01/12/2009
Voters in the New Democracy leadership contest shunned Dora Bakoyannis in favour of a veteran figure who appealed to the party base.
By Maria Paravantes for Southeast European Times in Athens -- 01/12/09
![]() "I accept the responsibility to take ND into new battles … We all won," Antonis Samaras said after his victory Sunday night (November 29th). |
Antonis Samaras, the new leader of Greece's main opposition party, is a former foreign minister who took a tough line while in office.
On Sunday (November 29th), he won the race to become New Democracy's 7th party president, garnering around 50.2% of the first-round ballots.
"The people have spoken, the party base has spoken, the mandate is powerful and indisputable," Samaras said, vowing to safeguard party unity and iron out differences.
His victory over Dora Bakoyannis, the former mayor of Athens and foreign minister in the recently ousted administration of Costas Karamanlis, was decisive. Once considered a favourite for the party leadership, she managed only a distant second, with 39.5% of the vote. A third candidate, Thessaloniki prefect Panagiotis Psomiadis, picked up 10.2%.

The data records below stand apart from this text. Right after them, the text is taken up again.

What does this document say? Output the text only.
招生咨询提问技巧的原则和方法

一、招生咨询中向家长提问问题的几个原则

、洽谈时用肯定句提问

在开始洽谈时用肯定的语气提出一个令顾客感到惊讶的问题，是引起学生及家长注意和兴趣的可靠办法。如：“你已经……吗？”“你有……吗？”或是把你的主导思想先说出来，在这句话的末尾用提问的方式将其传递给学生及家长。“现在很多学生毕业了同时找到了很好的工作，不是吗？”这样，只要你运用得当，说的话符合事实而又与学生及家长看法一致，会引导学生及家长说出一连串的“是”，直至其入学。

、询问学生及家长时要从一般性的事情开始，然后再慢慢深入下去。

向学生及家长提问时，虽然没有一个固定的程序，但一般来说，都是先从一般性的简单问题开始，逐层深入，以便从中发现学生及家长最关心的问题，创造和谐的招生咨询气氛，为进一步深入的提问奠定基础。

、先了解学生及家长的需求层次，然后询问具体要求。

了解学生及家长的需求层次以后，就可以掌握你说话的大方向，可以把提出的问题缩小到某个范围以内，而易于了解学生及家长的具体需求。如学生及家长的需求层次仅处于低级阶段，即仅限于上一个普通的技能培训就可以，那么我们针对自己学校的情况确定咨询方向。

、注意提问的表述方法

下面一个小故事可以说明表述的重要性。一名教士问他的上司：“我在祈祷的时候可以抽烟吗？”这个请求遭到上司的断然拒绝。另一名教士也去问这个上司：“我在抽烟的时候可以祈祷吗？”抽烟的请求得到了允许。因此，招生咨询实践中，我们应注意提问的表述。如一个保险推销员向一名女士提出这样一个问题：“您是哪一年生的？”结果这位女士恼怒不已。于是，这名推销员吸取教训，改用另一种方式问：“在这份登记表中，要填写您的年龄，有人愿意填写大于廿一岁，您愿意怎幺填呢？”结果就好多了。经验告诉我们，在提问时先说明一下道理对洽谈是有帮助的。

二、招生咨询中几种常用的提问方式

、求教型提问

Bakoyannis congratulated both her rivals following the vote, while again calling on New Democracy to modernise.
"The base of ND chose the party's new leader," she said. "The decision is respected and I would like to thank the hundreds of thousands of supporters who honoured me with their votes. A new chapter starts today for ND. The party must move forward, become a modern centre-right party. We will all be present in this effort."

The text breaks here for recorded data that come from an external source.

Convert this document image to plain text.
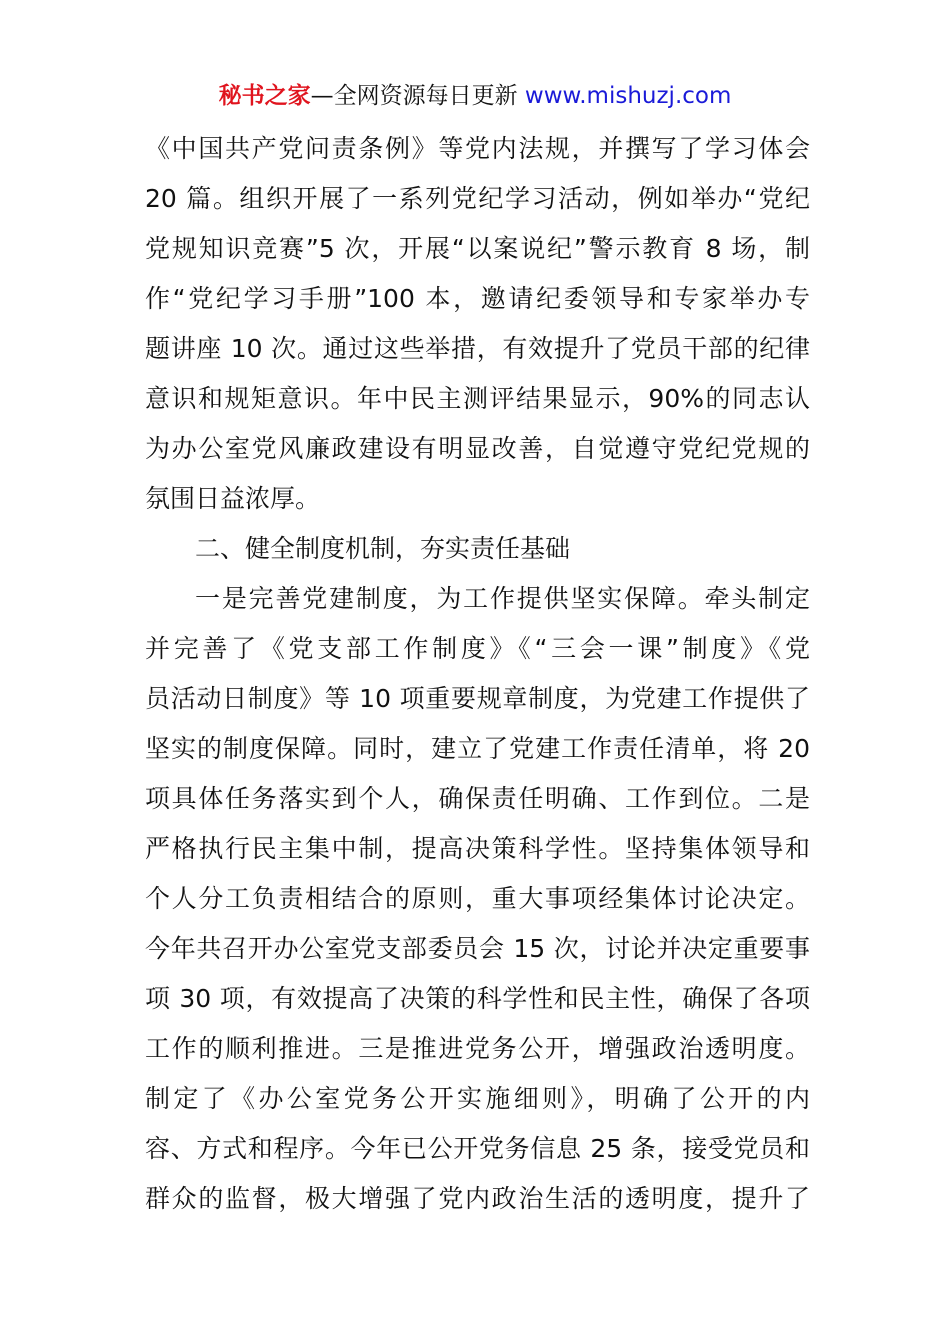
秘书之家—全网资源每日更新 www.mishuzj.com
《中国共产党问责条例》等党内法规，并撰写了学习体会
20 篇。组织开展了一系列党纪学习活动，例如举办“党纪
党规知识竞赛”5 次，开展“以案说纪”警示教育 8 场，制
作“党纪学习手册”100 本，邀请纪委领导和专家举办专
题讲座 10 次。通过这些举措，有效提升了党员干部的纪律
意识和规矩意识。年中民主测评结果显示，90%的同志认
为办公室党风廉政建设有明显改善，自觉遵守党纪党规的
氛围日益浓厚。
二、健全制度机制，夯实责任基础
一是完善党建制度，为工作提供坚实保障。牵头制定
并完善了《党支部工作制度》《“三会一课”制度》《党
员活动日制度》等 10 项重要规章制度，为党建工作提供了
坚实的制度保障。同时，建立了党建工作责任清单，将 20
项具体任务落实到个人，确保责任明确、工作到位。二是
严格执行民主集中制，提高决策科学性。坚持集体领导和
个人分工负责相结合的原则，重大事项经集体讨论决定。
今年共召开办公室党支部委员会 15 次，讨论并决定重要事
项 30 项，有效提高了决策的科学性和民主性，确保了各项
工作的顺利推进。三是推进党务公开，增强政治透明度。
制定了《办公室党务公开实施细则》，明确了公开的内
容、方式和程序。今年已公开党务信息 25 条，接受党员和
群众的监督，极大增强了党内政治生活的透明度，提升了
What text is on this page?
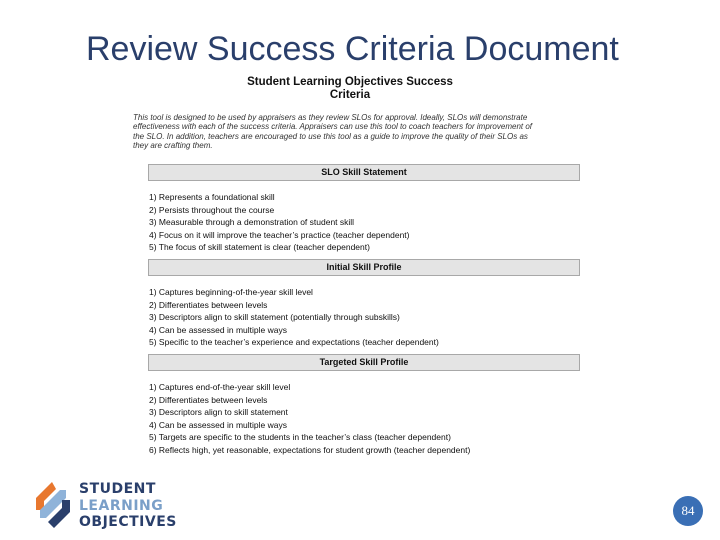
Review Success Criteria Document
Student Learning Objectives Success
Criteria
This tool is designed to be used by appraisers as they review SLOs for approval. Ideally, SLOs will demonstrate
effectiveness with each of the success criteria. Appraisers can use this tool to coach teachers for improvement of
the SLO. In addition, teachers are encouraged to use this tool as a guide to improve the quality of their SLOs as
they are crafting them.
SLO Skill Statement
1) Represents a foundational skill
2) Persists throughout the course
3) Measurable through a demonstration of student skill
4) Focus on it will improve the teacher’s practice (teacher dependent)
5) The focus of skill statement is clear (teacher dependent)
Initial Skill Profile
1) Captures beginning-of-the-year skill level
2) Differentiates between levels
3) Descriptors align to skill statement (potentially through subskills)
4) Can be assessed in multiple ways
5) Specific to the teacher’s experience and expectations (teacher dependent)
Targeted Skill Profile
1) Captures end-of-the-year skill level
2) Differentiates between levels
3) Descriptors align to skill statement
4) Can be assessed in multiple ways
5) Targets are specific to the students in the teacher’s class (teacher dependent)
6) Reflects high, yet reasonable, expectations for student growth (teacher dependent)
STUDENT
LEARNING
OBJECTIVES
84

In an apparent bid for political accord, Socialist Prime Minister George Papandreou met with Samaras on Monday to congratulate him.
"We look to work together on national issues, because problems are pressing and we need dialogue and agreement," Papandreou said after the meeting.
Samaras responded by pledging his commitment to Greece's interests. "We will work side by side on some issues and opposite each other on others. Side by side because we serve the same country and its people, on opposite sides because we are different ideologically; that's the opposition's role," he said.
The same day, he met with former Prime Minister Costas Karamanlis, who resigned after the party's October 4th election defeat. Samaras announced that the next party congress will take place in the spring.
Political analysts say he faces the challenge of regaining the confidence of disenchanted party supporters while trying to tackle infighting within ND.
The Harvard-educated Samaras, 58, has held several ministry posts in prior administrations. In addition to serving as Greece's top diplomat, he has held the culture and finance portfolios.
Regionally, he is remembered for the hard line Greece took on the Macedonia name dispute during the 1989-1993 administration of Constantine Mitsotakis. Athens instituted an economic embargo on its neighbour and mounted a campaign to prevent it from joining international institutions.
His uncompromising views prompted Samaras to walk out on the party, in a move that eventually spurred the collapse of the government. He created his own breakaway conservative party, Political Spring, in 1993, but it was short-lived. He rejoined ND's ranks in 2004.
New Democracy's leadership vote Sunday was, for the first time, an open one. Non-party members were able to cast their vote after entering their names on the party register. A record 770,683 showed up at the 1,584 polls set up throughout the country. Expatriate Greeks living in eight EU countries also had the chance to vote at one of the 64 stations abroad.
About 1.5m euros went to the party coffers, as each voter had to pay a two euro fee to participate in the ballot.